SALT LAKE CITY — Allonzo Trier never breaks eye contact. He doesn’t blink.

The Arizona Wildcats’ guard twists the diamond stud earring in his left ear.

“I feel good about my ability,” he says. “I just have to have the opportunity to be called on and then most of the time it’s going to turn out in something positive.”

He twists the diamond stud on the right ear, still focused.

“I stay even-keeled,” he says, “and then when it’s my turn to make big plays, like I did in the second half, I do it and I stay the same.”

Trier didn’t look like himself in the first half of Saturday’s NCAA Tournament win against Saint Mary’s. He took just four shots, and missed them all. One 3-point attempt was a horrendous miss. Early in the game, Trier stepped out of bounds as he was receiving a pass. Saint Mary’s ball.

“He was running down the sideline and he caught the ball out-of-bounds,” UA coach Sean Miller said. “It’s that old line, ‘the line doesn’t move; it’s there.’ Come on now.”

Rawle Alkins gave Arizona the boost it needed Saturday, returning to the game after exiting with a fractured finger. He finished with just six points, but swung the momentum and probably made the game’s biggest impact.

Lauri Markkanen had the two biggest blocks of his career and scored 16 points, but he also attempted only six shots.

And Trier found his stroke, eventually. The sophomore guard made his first shot with 16:39 remaining in the game, and finished with 14 points and six rebounds. Not surprisingly, the Wildcats found their stride when Trier hit his.

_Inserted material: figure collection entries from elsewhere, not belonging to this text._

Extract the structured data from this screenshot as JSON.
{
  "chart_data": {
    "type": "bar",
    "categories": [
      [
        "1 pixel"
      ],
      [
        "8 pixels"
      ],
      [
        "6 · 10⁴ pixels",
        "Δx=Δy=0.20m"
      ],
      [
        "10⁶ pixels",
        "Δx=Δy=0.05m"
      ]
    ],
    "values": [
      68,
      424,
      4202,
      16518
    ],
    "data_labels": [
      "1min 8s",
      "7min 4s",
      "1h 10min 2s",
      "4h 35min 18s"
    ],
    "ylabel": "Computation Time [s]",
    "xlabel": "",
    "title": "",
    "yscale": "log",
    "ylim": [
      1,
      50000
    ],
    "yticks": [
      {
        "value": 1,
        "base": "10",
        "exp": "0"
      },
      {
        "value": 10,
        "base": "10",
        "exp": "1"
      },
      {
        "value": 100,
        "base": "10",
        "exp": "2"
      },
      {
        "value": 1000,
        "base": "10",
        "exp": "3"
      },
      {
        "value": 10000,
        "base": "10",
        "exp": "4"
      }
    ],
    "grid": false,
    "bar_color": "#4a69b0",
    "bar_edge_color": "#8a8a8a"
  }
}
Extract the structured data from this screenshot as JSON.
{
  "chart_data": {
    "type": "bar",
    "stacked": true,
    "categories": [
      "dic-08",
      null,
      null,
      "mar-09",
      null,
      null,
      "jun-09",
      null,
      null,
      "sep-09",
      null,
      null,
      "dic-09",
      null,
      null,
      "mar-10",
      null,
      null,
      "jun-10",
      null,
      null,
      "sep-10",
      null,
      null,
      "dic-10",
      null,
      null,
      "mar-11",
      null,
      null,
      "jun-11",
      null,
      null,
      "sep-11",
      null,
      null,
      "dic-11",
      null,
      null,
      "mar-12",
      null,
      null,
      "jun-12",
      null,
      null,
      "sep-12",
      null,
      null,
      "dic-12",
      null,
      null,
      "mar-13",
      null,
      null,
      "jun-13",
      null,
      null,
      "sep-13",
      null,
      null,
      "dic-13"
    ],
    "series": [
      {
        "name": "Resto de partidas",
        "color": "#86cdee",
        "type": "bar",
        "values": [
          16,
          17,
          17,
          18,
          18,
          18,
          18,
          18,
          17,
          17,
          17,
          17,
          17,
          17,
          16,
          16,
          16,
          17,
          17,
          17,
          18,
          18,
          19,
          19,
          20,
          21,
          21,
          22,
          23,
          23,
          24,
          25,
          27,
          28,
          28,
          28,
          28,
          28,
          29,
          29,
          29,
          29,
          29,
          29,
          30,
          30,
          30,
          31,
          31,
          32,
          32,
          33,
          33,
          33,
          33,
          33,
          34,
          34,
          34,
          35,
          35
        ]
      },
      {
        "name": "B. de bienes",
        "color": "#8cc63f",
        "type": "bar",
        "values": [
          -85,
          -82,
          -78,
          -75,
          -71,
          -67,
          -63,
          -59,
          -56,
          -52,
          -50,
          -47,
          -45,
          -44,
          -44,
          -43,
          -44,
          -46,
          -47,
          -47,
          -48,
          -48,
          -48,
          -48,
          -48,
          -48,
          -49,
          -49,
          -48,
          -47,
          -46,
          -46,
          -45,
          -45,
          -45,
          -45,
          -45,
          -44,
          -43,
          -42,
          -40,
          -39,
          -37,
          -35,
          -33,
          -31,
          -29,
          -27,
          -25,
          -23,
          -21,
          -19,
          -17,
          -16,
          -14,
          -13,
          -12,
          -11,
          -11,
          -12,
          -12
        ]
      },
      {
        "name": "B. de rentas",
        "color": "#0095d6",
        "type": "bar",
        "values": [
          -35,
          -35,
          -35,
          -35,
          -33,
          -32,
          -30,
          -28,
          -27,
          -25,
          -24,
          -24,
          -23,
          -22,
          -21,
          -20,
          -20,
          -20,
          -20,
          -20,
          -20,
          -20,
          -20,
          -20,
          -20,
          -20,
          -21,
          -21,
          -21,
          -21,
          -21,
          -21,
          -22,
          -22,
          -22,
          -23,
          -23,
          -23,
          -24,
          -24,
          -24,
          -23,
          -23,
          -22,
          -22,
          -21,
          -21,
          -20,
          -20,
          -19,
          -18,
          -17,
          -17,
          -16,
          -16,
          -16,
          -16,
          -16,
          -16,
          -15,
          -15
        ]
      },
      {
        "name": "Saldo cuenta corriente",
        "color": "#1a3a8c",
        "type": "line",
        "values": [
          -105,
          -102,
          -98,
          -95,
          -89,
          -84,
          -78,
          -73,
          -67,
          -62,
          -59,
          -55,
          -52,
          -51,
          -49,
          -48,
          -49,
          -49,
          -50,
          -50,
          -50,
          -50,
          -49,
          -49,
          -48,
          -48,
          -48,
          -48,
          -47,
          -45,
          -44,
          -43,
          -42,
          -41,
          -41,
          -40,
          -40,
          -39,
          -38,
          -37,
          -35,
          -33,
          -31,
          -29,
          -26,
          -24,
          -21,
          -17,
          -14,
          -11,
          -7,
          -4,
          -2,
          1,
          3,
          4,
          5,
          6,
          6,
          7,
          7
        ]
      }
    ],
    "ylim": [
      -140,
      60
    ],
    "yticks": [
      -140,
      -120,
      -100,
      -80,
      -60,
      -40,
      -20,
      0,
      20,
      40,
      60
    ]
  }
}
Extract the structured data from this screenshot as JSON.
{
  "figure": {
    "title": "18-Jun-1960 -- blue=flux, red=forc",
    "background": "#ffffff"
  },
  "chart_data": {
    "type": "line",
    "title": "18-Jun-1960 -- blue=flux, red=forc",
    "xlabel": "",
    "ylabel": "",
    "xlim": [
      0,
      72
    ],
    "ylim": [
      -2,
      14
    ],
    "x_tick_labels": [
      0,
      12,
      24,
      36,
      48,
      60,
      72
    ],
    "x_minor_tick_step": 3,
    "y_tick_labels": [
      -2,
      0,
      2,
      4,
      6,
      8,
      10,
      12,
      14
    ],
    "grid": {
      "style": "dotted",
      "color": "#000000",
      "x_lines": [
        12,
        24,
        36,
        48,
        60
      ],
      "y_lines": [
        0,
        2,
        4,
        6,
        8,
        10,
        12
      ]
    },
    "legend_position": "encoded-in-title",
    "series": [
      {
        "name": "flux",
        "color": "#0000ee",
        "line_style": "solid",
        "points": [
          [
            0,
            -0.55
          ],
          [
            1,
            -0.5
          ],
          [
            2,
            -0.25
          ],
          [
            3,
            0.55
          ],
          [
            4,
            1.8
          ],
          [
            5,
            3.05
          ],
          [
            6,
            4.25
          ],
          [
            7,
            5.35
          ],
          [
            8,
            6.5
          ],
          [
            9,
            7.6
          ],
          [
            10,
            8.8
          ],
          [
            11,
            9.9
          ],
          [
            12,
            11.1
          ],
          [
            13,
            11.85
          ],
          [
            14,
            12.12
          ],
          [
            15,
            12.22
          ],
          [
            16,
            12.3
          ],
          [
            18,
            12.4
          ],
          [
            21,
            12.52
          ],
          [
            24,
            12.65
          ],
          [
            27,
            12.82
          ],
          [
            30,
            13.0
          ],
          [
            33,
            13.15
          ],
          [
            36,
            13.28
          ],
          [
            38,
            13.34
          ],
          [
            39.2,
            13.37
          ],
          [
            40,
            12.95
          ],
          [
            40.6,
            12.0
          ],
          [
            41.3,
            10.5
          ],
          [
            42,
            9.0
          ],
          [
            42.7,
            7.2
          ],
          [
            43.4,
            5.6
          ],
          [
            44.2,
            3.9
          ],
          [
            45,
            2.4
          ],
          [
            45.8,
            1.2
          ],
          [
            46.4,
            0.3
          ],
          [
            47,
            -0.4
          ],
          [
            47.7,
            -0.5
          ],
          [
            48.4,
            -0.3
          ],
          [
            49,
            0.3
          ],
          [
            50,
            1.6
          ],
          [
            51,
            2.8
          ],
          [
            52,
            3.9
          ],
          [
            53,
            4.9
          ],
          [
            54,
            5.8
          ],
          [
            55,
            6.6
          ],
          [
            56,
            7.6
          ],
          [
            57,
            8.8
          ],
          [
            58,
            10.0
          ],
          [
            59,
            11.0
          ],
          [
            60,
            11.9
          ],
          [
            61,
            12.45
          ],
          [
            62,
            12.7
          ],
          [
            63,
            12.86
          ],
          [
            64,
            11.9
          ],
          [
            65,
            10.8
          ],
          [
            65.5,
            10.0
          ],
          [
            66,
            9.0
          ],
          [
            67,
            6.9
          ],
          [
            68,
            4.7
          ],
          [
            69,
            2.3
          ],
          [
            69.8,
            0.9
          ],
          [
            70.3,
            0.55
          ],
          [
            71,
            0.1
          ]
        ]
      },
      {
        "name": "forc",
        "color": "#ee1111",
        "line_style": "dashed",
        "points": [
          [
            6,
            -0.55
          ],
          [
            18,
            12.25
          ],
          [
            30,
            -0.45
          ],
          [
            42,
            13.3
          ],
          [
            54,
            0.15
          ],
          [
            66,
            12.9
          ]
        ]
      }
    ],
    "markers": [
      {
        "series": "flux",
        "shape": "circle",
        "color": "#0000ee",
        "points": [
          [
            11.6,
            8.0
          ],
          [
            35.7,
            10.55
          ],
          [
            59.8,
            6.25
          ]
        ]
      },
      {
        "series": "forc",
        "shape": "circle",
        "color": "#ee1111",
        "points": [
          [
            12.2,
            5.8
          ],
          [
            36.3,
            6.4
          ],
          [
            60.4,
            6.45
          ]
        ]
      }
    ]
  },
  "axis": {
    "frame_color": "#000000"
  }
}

Even on an off-night, he was Arizona’s streakiest scorer and best attacker.

“I mean, I missed shots today early on that I should make,” Trier said. “I missed one wide left when they went under a ball screen, and it’s like, ‘Oh he missed it, he’s off today. But then it’s like, ‘nobody says that if it goes in,’” Trier said after the game.

“That’s a shot that I make regularly. Then all of a sudden it’s like, ‘Oh man, he’s forcing it, he’s missing.’”

Trier doesn’t think that way.

“You understand that yourself, and you stick with yourself, you trust yourself and your teammates, and what your coaches do,” he said. “You know that when it’s your turn, and your number’s called, you step up and you answer the bell.”

Here’s how he did it:

Trier’s first shot of the second half went in. He missed one jumper, then another one at the 13:04 mark. He made a 3-pointer at the 10:47 mark to give Arizona a 47-46 lead, one that the Wildcats would not relinquish the rest of the game. With 10:11 left, Trier forced a fadeaway jumper — think Dirk Nowitzki — over a taller defender, and banked it in.

Trier scored nine of Arizona’s 11 points as the Wildcats went on an 11-2 run. He finished the game by hitting three of four free throws.

“We’re a more confident team when we see the ball going in and he’s shooting the ball,” guard Kadeem Allen said. “That’s the type of guy he is. And when he does that, we’re just a better team.”

All of Trier’s points came in the second half, when Arizona needed them most.

“I put on my poker face,” Trier said. “Then you won’t know if I missed my last five or I made my last five. Then I get cooking.”

“I don’t even have to make a shot,” he added. “I’ve always been tough-minded, and never let it affect me. I may look (stonefaced), but I’m just focused on the game. I’m not going to let it get to me, I’m not going to let it wear on me, and then I don’t want my teammates to see that it’s affected me, because then it’ll affect them. I stay even-keeled.”

In the NBA, there’s a term for a player who isn’t afraid to shoot the ball, no matter the situation, whether he’s open or covered, whether he’s missed every shot or made all of them.

He’s called an “irrational confidence guy.”

Trier is, above all else, confident in himself.

Arizona is about to leave the locker room Saturday night and Trier is done twisting on his diamond studs, done talking. He’s ready to go.

“I think he’s been thinking about this moment for a long time,” Miller said. “He wants it very badly.”